A house is mentioned here in Domesday Book.

Parts of the present building date to the 1300s.

The Rookes family were the first tenants in 1313.

The timber-framed house is dated to 1458.

It was cased in stone around 1640. The wings were added in 1651 [east] and 1656 [west].

It is said to be one of the finest remaining manor houses in the country.

In 1598, Henry VIII granted the Rookes family the freehold in exchange for knight's service.

Members of the family who lived here included Richard Rookes [15??], William Rookes [1540?], William Rookes [1611], and John Rookes [around 1700]. The last of the family to live at the hall was Edward Rookes Leedes. When he went bankrupt and committed suicide, the estate was sold for £34,000 to a group who founded Low Moor Iron Works and who bought the land for the mineral rights and then extracted coal and iron stone.

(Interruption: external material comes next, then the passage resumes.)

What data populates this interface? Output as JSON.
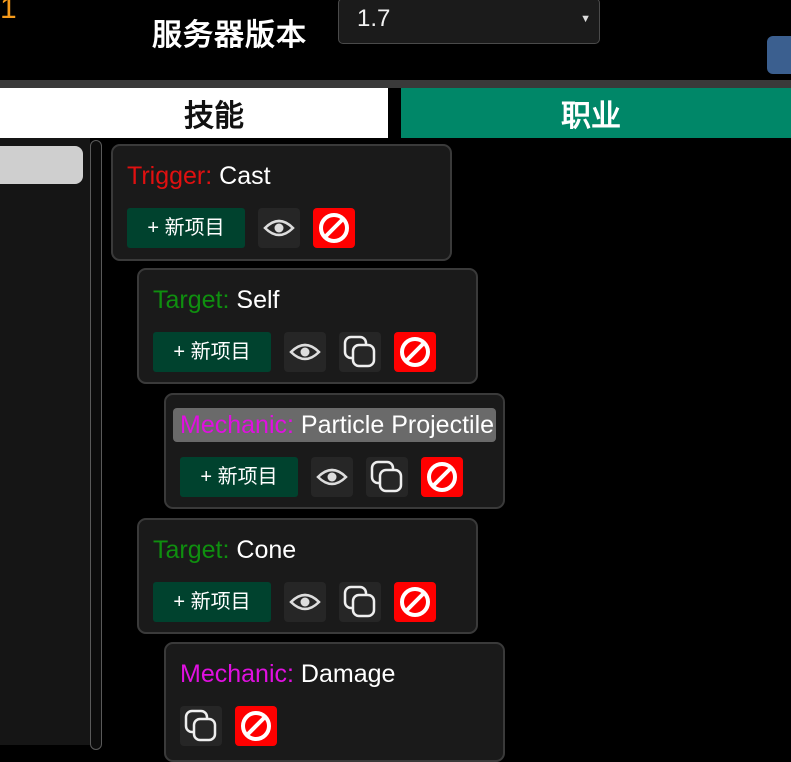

Subsequent owners and tenants have included

In 2002, Sir Ernest Hall spoke out against plans to build houses on land around the Hall – as part of a multi-million pound Royds Regeneration Scheme – because he feared that the beauty of the countryside heritage would be spoiled and said that the site and its ancient woodland should be for the people to enjoy. He put the hall up for sale in 2004.

The original Eastfields Chapel stood on the estate.

This is discussed in the book The Old Halls & Manor Houses of Yorkshire.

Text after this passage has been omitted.